Chroniques

par bertrand bolognesi

Christophe Rousset
Jean-Philippe Rameau

Actes Sud / Classica (2007) 176 pages
ISBN 978-2-7427-7076-2
biographie de Jean-Philippe Rameau par Christophe Rousset

« Reflets d'un goût qui peut aujourd'hui nous paraître incongru, les œuvres lyriques de Rameau exaltent le raffinement, voire la sophistication, le dilettantisme et un certain hédonisme […], la raison des Lumières et les théories de l'esprit encyclopédiste. » Ainsi se trouve ici présenté, au terme d'un texte détaillé, l'œuvre de Jean-Philippe Rameau. Il n'est jamais indifférent qu'un interprète s'attelle à écrire sur un compositeur qu'il honore régulièrement. On rencontrera dans ce livre tout en discrétion autant de précision que de sensibilité. Tout en établissant un état des lieux de la musique en France à l'arrivée de Rameau, s'ingéniant à brosser l'histoire d'un genre – celui de l'opéra, de la tragédie lyrique, de l'opéra-ballet, etc. –, Christophe Rousset en vient immanquablement à comparer la manière de son sujet à celle de Lully, à la fois plus austère et plus proche des livrets qu'elle utilise. Il s'interroge également sur la difficulté que l'on rencontre à jouer Rameau aujourd'hui.

Dijonnais baptisé le 25 septembre 1683, Rameau reçut probablement ses premières leçons de musique de son père organiste.

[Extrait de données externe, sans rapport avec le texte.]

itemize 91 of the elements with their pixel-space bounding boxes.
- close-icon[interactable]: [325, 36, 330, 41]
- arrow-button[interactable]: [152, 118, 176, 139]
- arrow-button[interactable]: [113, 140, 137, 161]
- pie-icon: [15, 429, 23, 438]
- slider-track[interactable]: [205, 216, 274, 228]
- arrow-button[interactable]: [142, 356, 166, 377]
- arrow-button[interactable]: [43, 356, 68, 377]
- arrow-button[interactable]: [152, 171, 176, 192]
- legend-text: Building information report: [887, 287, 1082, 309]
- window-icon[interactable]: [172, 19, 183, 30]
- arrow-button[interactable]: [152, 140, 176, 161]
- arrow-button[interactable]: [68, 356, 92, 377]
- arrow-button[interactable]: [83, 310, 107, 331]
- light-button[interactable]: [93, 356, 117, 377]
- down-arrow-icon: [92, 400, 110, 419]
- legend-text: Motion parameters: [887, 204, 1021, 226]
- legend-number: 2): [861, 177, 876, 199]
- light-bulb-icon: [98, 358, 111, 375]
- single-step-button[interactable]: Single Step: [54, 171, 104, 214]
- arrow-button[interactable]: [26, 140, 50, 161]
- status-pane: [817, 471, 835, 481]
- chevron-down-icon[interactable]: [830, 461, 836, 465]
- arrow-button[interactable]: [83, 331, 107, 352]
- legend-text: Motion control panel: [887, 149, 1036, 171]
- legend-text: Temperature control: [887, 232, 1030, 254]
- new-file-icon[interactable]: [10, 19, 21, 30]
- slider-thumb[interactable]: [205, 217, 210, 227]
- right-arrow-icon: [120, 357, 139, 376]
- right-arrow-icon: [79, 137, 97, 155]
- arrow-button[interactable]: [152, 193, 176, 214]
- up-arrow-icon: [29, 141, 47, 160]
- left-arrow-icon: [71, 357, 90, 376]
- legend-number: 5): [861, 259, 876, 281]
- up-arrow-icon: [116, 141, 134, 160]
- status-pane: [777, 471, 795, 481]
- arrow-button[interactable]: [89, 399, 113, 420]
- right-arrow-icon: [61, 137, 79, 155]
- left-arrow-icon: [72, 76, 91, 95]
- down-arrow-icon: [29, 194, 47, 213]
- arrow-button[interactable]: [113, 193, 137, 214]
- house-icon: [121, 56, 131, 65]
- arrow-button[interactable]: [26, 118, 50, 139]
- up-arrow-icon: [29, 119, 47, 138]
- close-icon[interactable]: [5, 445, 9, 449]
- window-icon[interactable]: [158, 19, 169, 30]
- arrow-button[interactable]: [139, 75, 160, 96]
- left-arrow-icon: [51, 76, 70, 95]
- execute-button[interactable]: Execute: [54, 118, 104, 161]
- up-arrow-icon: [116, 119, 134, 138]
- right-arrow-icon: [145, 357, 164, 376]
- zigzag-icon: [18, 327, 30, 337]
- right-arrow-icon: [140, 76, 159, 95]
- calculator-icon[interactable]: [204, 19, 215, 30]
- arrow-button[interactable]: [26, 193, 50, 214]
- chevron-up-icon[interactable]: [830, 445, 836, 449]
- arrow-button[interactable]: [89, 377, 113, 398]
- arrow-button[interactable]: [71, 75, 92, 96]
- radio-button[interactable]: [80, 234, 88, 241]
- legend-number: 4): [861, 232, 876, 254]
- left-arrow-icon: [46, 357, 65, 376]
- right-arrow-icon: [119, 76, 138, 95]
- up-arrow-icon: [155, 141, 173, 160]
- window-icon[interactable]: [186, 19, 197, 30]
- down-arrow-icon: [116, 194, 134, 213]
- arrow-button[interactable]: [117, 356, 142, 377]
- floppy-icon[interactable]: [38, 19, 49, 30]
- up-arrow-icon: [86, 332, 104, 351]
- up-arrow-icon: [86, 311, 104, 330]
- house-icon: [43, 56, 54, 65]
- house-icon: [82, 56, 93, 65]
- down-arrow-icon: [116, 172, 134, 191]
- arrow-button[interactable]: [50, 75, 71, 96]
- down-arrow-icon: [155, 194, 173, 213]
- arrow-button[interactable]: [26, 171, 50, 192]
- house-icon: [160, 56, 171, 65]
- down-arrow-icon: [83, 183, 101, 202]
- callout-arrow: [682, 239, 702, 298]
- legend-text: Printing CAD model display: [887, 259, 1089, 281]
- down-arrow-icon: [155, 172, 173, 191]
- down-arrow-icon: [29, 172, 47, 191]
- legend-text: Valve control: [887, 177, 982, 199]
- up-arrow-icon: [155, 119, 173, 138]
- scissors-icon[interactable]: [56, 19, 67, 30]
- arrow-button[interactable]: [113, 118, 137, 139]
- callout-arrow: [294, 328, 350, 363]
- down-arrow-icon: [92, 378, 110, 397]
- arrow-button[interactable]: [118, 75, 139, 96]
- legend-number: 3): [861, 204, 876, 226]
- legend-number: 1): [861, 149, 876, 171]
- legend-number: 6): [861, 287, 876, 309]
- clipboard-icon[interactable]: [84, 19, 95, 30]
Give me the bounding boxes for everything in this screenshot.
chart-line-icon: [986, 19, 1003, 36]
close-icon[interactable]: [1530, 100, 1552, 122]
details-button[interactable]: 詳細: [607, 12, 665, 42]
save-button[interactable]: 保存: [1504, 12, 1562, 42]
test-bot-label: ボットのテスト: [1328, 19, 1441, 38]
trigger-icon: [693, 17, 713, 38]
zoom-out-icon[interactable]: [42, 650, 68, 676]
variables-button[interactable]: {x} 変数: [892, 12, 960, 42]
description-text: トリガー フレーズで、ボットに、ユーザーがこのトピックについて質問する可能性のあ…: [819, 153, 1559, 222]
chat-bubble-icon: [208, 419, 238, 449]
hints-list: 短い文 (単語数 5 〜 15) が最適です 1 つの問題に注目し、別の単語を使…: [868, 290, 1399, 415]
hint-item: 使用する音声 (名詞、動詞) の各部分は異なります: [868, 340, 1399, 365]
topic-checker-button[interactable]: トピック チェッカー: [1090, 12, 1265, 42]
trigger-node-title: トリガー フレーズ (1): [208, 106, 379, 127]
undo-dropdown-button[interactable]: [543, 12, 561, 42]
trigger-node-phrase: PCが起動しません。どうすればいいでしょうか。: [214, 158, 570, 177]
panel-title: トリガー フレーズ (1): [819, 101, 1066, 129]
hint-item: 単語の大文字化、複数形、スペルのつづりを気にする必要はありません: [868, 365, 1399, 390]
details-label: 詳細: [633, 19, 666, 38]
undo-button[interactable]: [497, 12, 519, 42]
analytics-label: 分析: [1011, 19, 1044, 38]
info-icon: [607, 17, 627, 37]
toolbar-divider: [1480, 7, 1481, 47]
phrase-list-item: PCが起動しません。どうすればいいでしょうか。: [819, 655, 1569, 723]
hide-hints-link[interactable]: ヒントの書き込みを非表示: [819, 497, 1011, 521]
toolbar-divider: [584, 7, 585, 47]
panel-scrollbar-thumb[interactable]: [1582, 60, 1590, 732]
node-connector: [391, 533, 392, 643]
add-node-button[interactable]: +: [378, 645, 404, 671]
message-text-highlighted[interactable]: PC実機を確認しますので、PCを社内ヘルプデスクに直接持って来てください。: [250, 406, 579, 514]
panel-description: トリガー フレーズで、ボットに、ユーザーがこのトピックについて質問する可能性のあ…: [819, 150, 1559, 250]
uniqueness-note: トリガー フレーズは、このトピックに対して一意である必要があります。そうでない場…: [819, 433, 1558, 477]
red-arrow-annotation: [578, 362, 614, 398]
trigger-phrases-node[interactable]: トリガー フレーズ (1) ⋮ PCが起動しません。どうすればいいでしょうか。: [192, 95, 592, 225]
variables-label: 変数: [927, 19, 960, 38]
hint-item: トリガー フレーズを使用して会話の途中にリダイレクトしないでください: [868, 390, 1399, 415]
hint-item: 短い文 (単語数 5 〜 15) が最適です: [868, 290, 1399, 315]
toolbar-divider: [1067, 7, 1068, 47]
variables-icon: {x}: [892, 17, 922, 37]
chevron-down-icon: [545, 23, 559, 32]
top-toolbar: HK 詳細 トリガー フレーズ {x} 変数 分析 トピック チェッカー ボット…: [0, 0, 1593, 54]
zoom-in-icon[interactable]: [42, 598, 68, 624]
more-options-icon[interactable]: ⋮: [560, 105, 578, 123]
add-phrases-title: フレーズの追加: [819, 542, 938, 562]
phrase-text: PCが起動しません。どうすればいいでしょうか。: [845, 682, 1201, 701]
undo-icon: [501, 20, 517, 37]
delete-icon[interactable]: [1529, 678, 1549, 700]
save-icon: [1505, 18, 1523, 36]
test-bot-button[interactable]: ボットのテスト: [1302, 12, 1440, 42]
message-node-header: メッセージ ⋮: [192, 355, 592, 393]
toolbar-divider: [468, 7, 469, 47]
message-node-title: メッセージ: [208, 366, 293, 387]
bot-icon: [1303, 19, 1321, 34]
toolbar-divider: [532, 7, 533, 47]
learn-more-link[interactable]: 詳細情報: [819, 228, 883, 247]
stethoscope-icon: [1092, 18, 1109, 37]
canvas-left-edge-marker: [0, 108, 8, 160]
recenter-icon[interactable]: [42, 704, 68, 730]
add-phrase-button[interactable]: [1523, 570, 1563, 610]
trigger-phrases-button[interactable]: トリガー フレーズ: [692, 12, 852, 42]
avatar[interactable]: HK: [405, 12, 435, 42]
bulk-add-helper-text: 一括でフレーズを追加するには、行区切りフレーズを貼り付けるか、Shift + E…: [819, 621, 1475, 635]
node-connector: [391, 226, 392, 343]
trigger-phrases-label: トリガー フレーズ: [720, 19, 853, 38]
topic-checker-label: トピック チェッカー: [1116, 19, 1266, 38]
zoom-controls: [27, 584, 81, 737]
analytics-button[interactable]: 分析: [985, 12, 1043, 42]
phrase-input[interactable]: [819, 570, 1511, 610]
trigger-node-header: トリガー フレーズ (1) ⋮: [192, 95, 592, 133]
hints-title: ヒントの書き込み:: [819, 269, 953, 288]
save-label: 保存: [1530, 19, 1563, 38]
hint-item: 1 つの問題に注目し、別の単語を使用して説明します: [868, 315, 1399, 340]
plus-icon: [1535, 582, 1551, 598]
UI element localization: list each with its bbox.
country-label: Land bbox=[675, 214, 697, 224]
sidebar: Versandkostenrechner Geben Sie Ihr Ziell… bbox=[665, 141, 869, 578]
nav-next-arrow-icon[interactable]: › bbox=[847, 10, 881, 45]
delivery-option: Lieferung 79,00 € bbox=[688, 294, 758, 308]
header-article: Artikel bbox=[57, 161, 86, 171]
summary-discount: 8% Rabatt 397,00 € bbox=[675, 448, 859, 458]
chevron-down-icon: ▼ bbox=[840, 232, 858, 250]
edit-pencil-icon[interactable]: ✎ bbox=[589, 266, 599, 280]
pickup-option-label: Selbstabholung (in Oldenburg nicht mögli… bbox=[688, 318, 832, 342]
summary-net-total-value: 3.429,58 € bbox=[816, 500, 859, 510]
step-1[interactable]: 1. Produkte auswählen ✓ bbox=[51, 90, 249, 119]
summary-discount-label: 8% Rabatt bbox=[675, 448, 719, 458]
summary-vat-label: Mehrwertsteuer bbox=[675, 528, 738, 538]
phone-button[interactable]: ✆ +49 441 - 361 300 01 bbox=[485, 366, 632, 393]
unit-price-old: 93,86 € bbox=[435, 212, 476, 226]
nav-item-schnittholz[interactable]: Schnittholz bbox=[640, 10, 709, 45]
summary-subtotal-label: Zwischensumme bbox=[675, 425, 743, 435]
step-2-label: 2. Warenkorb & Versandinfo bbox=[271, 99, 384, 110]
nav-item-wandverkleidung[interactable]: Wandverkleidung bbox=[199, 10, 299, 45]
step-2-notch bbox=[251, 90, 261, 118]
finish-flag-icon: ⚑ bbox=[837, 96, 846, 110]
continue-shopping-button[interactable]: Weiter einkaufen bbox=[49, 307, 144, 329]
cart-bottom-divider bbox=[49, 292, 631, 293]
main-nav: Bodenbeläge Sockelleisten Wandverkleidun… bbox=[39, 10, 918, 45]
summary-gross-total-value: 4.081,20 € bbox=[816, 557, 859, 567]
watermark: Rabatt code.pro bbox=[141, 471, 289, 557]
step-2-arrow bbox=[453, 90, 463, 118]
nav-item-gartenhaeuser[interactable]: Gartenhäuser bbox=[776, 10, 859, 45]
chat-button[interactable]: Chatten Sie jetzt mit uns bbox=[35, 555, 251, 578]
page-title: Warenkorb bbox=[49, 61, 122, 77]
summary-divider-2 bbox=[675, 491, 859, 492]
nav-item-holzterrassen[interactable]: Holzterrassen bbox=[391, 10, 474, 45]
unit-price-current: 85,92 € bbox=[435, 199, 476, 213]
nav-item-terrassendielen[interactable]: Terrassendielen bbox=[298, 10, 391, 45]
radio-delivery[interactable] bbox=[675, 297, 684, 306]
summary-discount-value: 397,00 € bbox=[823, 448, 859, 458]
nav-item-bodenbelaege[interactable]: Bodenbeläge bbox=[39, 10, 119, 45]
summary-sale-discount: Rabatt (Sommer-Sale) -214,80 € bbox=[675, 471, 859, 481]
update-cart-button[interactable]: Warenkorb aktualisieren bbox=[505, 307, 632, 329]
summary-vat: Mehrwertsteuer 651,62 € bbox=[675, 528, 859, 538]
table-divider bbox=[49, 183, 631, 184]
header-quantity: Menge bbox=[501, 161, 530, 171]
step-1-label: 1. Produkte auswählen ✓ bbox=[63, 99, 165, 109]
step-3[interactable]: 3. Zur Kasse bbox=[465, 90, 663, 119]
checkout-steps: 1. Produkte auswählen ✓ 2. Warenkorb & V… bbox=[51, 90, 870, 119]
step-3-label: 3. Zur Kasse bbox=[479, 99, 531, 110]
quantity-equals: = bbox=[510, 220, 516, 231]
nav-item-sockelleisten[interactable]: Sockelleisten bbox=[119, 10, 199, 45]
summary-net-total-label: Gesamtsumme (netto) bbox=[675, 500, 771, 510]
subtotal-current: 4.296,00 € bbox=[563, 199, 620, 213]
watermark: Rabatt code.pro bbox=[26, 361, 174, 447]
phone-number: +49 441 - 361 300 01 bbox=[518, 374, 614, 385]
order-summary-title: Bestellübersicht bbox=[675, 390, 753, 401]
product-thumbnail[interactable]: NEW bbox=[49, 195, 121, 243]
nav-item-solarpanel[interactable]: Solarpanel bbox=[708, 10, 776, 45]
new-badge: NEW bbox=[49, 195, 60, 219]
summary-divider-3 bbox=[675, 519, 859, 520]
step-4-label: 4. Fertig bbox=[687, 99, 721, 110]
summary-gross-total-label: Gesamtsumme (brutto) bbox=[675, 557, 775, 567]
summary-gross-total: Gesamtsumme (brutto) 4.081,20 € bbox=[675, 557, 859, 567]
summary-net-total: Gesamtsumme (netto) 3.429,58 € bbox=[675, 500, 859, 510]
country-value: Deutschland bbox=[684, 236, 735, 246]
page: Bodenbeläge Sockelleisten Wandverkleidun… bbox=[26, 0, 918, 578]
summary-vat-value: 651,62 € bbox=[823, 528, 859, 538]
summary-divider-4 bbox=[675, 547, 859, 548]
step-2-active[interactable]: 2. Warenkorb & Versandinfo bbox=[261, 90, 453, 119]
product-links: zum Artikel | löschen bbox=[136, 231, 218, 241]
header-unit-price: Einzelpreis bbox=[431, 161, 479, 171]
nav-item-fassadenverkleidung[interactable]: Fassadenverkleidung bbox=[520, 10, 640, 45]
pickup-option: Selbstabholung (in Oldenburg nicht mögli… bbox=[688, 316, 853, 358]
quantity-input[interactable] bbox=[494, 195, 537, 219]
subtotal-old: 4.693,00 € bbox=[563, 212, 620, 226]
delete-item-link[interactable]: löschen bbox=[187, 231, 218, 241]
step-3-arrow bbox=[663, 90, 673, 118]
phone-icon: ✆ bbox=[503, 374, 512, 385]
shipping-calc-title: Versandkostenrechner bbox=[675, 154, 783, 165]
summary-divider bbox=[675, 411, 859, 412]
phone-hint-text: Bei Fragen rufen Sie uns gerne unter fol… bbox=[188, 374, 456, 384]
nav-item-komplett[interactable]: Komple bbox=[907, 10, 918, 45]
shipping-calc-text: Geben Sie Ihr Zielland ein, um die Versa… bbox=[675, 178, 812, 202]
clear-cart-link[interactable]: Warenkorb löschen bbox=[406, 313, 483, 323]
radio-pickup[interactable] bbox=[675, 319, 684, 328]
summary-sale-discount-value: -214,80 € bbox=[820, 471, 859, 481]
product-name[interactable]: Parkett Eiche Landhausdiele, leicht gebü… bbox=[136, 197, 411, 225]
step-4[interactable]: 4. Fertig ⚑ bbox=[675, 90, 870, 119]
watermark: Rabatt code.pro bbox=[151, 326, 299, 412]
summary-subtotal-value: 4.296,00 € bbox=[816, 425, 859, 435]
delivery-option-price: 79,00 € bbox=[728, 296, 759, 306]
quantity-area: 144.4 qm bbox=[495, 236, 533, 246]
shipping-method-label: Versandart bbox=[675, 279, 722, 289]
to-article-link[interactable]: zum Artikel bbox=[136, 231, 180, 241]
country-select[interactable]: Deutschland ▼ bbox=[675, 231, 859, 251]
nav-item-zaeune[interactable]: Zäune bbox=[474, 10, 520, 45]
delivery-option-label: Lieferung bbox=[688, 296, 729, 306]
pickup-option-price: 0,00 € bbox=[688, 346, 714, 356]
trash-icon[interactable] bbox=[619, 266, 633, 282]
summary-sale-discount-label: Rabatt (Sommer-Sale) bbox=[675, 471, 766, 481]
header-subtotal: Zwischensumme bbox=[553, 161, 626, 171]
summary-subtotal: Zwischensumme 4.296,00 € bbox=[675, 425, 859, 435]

Après avoir suivi jeune une troupe de théâtre ambulant en tant que violoniste, il serait organiste à l'église Notre-Dame des Doms à Avignon et à la Cathédrale de Clermont-Ferrand à dix-neuf ans. On le retrouve au clavier des Jésuites de la rue Saint-Jacques en 1706. Malheureusement, ces nombreuses pièces d'orgue, fixant ses premiers pas de compositeur, ont été perdues. Il publie son 1er livre de clavecin avant de succéder à son père, à Dijon (1709), puis de prendre l'instrument des Jacobins de Lyon (1713). Deux ans plus tard, il s'implante plus durablement à Clermont où, tout en composant beaucoup, il écrit le Traité d'harmonie qui le rendra célèbre.

De ces prémisses prometteuses, Rousset nous mène vers les tentatives et vexations du quarantenaire, véritable génie instrumental, puis à la création de son premier ouvrage pour le théâtre, Hippolyte et Aricie, créé le 1er octobre 1733. Si ses ennemis – car Paris était déjà Paris où le talent doit d'abord souffrir la haine des médiocres, rien n'y a changé ! – firent de cette première tentative d'un compositeur de cinquante ans un échec, Castor et Pollux, quatre ans plus tard, aura droit à vingt-et-une représentations en six semaines – sans parler de l'enfermement du pauvre Mouret rendu fou d'envieuse admiration !

Tout en proposant une approche spécifique de chaque genre abordé par Rameau – pièces pour clavecin, musique d'église, musique de chambre, œuvres lyriques (tragédies, opéras-ballets, comédies, pastorales, actes de ballet –, l'auteur dresse le portrait du compositeur, du pédagogue, du théoricien et de l'homme, en soulignant le caractère novateur de son œuvre (musique et traités). Voilà un ouvrage aussi précis que dense, étayé de nombreuses citations, révélant un Rameau vu comme une sorte de Boulez des Lumières.